# Military returning from deployment



## donnaceala

Looking for a charter for my 20 year old nephew who just returned from an 8 month tour in Kuwait. He has never been deep sea fishing and this is all he talked about while he was away.  He is home until July 29th and we would like to get a group charter for 5 to 6 family members. I am willing to pay a reasonable price to make this happen for my nephew.


----------



## submariner

I don't run a charter boat but if you don't find what you are looking for, I can take 2-3 people out for the sharing of the cost of gas, bait and ice and would be happy to do it.
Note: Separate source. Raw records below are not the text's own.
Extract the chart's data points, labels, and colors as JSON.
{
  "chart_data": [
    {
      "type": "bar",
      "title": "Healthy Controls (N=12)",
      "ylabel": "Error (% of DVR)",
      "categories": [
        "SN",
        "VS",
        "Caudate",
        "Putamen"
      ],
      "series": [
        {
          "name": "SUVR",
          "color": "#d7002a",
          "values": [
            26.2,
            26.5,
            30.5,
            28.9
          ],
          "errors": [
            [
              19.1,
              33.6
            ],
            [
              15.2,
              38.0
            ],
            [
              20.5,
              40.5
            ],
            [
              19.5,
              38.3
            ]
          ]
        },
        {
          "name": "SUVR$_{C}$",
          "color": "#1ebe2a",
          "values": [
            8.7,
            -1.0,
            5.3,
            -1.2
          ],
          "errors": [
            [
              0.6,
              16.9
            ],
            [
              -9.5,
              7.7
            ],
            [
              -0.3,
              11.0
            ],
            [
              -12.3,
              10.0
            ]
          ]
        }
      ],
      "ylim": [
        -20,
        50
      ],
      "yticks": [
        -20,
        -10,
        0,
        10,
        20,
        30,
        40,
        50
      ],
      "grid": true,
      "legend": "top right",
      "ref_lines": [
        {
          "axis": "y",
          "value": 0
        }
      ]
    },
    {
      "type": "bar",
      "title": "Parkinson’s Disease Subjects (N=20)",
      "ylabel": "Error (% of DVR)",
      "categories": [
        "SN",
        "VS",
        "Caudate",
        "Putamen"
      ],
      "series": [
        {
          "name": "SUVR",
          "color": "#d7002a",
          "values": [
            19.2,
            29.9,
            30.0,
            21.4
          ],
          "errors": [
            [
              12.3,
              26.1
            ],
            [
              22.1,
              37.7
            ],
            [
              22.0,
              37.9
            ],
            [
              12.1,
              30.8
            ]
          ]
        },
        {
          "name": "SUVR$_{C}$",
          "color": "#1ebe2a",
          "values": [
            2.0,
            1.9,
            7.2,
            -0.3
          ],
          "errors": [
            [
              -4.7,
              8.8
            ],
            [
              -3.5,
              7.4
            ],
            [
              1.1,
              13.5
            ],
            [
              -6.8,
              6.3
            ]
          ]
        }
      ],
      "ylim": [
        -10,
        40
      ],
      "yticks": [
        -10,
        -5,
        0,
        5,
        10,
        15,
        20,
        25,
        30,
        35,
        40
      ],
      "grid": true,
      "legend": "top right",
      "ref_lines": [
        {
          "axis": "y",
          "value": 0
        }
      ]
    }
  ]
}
I am retired military- boat is a 21 foot Aqua sport with 225 hp cc. I have any fishing gear we would need. let me know if interested. It would have to be a fairly nice day to go 20 miles out ed


----------



## donnaceala

Wow!!! You are awesome! :thumbup: This means a lot - more than you know. I will send you a pm.

Thank you!!!


----------



## oxbeast1210

ED is the man!


----------



## Gaff

Ed will put you on the fish


----------



## kahala boy

You can try Hot Spots in gulf breeze. they have just the boat for 5-6 people....


----------



## donnaceala

Thanks for the info. We are going to accept Ed's kind offer. : ) Really looking forward to the trip!!!!


----------



## bobinbusan

Maybe a good fish fry is in the stars :thumbup: :thumbup: :thumbup:


----------



## FishStalker

That is awesome too help him out like that!!


----------